I love the "criti-hype". AI peddlers absolutely love any concerns that imply that the AI is really good at something.

Safety concern that LLMs would go Skynet? Say no more, I hear you and I'll bring it up in the congress!

Safety concern that terrorists might use it to make bombs? Say no more! I agree that the AI is so great for making bombs! We'll restrict it to keep people safe!

Sexual roleplay? Yeah, good point, I love it. Our technology is better than sex itself! We'll restrict it to keep mankind from falling into the sin of robosexuality and going extinct! I mean, of course, you can't restrict something like that, but we'll try, at least until we release a hornybot.

But any concern about language modeling being fundamentally not the right tool for some job (Do you want to cite a paper or do you want to sample from the underlying probability distribution?), hey hey hows about we talk about the skynet thing instead?

[-] [email protected] 18 points 1 year ago* (last edited 1 year ago)

It used to mean things like false positives in computer vision, where it is sort of appropriate: the AI is seeing something that's not there.

Then the machine translation people started misusing the term when their software mistranslated by adding something that was not present in the original text. They may have been already trying to be misleading with this term, because "hallucination" implies that the error happens when parsing the input text - which distracts from a very real concern about the possibility that what was added was being plagiarized from the training dataset (which carries risk of IP contamination).
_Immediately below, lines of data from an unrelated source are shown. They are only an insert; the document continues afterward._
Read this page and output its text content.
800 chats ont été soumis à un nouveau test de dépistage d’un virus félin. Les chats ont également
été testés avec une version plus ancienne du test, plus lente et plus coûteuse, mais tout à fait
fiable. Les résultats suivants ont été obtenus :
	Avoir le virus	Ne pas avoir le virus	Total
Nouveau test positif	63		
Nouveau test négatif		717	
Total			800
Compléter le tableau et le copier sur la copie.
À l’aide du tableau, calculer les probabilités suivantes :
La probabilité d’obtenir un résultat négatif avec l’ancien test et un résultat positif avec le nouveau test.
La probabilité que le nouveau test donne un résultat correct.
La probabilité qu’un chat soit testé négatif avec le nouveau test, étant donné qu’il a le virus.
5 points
Now, what's happening is that language models are very often a very wrong tool for the job. When you want to cite a court case as a precedent, you want a court case that actually existed - not a sample from the underlying probability distribution of possible court cases! LLM peddlers don't want to ever admit that an LLM is the wrong tool for that job, so instead they pretend that it is the right tool that, alas, sometimes "hallucinates".